The researchers conducted the following experiment: forty-eight preschoolers (there were equal numbers of girls and boys) were shown a video recording of two women, four cups and a ball. One of the women said that she was going to hide one of the balls, the second turned to the wall, and the first hid the ball under one of the cups. It is important that the children also did not see where the woman hid the ball: the cups were covered with a screen, the heroine in the frame was simply doing something with the objects. Then the screen in front of the cups was removed, and the two women sat side by side again. After which the children were asked which of the women knew where the hidden ball was.
If the heroines simply sat with their hands folded on their knees, the children answered almost always correctly: they knew which woman stood with her back to the wall, and which one was hiding the ball. If the women pointed at the cups, the children also answered correctly, not paying attention to where their gazes were directed. But when the heroines pointed at one cup or another, confusion began. In one case, the "knowing" woman pointed at the cup, in the other - the "ignorant" one, and the children preferred the one who pointed. Accordingly, the proportion of correct answers fell to a statistically random value.

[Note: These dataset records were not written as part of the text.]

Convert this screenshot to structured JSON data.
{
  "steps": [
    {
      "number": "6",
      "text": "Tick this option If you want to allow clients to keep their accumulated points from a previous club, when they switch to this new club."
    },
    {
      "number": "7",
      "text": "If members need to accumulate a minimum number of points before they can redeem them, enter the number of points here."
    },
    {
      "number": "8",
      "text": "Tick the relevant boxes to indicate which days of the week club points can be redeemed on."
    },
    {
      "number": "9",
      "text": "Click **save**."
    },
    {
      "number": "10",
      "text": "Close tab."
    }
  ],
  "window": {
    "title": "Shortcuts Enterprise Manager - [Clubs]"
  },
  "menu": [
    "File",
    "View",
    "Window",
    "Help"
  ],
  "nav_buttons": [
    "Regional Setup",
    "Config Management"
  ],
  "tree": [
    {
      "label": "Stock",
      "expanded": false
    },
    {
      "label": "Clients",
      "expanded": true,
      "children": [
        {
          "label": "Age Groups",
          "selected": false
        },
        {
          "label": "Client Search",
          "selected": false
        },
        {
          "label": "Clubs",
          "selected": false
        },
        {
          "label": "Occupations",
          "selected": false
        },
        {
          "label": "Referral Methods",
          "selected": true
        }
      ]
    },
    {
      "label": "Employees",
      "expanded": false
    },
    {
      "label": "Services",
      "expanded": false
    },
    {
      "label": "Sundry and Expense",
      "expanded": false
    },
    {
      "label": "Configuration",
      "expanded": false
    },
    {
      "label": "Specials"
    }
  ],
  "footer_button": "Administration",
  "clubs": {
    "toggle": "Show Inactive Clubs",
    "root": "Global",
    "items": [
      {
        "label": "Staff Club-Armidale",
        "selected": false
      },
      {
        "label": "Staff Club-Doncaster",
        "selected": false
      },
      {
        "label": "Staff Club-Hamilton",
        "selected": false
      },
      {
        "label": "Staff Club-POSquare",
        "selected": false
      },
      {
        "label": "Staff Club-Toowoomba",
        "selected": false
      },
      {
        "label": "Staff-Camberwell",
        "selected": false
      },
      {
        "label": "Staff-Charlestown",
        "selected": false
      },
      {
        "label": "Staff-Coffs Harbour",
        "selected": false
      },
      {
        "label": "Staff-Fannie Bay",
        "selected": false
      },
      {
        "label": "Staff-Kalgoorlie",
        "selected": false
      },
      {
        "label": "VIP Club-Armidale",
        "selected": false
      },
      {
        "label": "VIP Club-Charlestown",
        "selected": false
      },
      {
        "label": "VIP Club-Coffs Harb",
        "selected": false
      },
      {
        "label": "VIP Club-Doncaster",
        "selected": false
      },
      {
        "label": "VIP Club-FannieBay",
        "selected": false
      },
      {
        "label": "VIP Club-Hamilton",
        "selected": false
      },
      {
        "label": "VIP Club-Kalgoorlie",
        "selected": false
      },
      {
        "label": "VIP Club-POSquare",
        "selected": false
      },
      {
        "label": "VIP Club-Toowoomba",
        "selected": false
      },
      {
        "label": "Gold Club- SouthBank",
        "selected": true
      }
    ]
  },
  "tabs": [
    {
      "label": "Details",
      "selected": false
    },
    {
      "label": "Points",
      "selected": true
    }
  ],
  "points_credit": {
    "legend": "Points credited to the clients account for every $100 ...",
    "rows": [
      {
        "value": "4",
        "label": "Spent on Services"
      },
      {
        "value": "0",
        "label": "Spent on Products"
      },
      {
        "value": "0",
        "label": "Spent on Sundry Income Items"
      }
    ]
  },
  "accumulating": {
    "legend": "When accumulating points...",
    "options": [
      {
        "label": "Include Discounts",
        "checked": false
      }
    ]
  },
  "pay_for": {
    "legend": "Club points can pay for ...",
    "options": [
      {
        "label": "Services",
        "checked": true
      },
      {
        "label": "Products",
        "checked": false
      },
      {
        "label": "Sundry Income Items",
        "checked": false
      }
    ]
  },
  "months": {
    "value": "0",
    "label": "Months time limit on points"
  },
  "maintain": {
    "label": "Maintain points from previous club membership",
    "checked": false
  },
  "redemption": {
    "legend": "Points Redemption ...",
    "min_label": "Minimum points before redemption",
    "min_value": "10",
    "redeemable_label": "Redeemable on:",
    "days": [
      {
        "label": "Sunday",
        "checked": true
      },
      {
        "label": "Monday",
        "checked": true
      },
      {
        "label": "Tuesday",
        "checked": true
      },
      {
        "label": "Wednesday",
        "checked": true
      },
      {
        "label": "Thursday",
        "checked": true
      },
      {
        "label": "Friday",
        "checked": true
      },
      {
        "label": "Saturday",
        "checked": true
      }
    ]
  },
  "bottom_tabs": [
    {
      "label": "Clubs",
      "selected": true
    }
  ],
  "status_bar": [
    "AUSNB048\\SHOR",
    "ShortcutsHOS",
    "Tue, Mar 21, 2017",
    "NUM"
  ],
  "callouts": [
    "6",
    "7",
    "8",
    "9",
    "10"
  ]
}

To make sure that the children understood what they were being asked, the researchers asked another group of children, "Which of the women hid the marble?" In this case, the answer was always correct. Apparently, even if they knew who hid the marble, the pointing gesture still convinced them that the one pointing obviously knew more and had more authority. Psychologists attribute this to the fact that in the first years of life, gestures play a huge role in children's communication with other people. Children assume that gestures correspond to reality - otherwise it would be impossible to establish contact with their help. Therefore, for children, the one who "points a finger" is the owner of genuine knowledge.